Blazar fits in a relatively new category called "optical active cable." It's meant to replace copper cabling without incurring the kind of cost that's kept fiber out of some applications. Optical active cable, and fiber in general, is touted as being lighter and more bendable than copper -- both factors being important in a crowded data center.
Blazar targets rack-to-rack connections of 300 meters or less. Luxtera officials say they could probably go to 2 km, but there isn't much call for that kind of distance.
Other companies offering optical active cable include Emcore Corp. (Nasdaq: EMKR - message board) and Zarlink Semiconductor Inc. (NYSE/Toronto: ZL - message board). But their top speed is 20 Gbit/s. Luxtera is hoping to leapfrog them by starting at 40-Gbit/s speeds -- four fibers of 10 Gbit/s apiece -- and that's where the silicon optics comes in.
Blazar uses a single (non-CMOS) laser that supplies all four fibers. The laser's light gets sent through four silicon waveguides that modulate it, then send the light into the four fibers that are connected right onto the optical chip.
The setup allows Luxtera to use a cheap, continuous-wavelength laser, rather than four lasers and four modulators, keeping the assembly compact.
Everything interesting about Blazar, then, lies in that Luxtera chip with its modulators. The chip sits inside a non-removable connector on either end of the cable.
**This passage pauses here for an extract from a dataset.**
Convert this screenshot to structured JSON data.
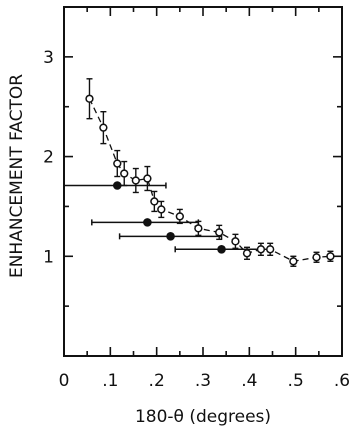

In between is plain old singlemode fiber.
"The fiber media itself is actually very cheap, about $1.20 a meter, whereas this copper cable sells for $15," Tlalka says.
With Blazar, Luxtera will first target the InfiniBand market, later moving to 40-Gbit/s Ethernet as that standard evolves. (See 100-GigE, 40-GigE Live in Peace.)
Luxtera plans to start sampling Blazar in the fourth quarter to a few customers. Full production won't come until mid-2008.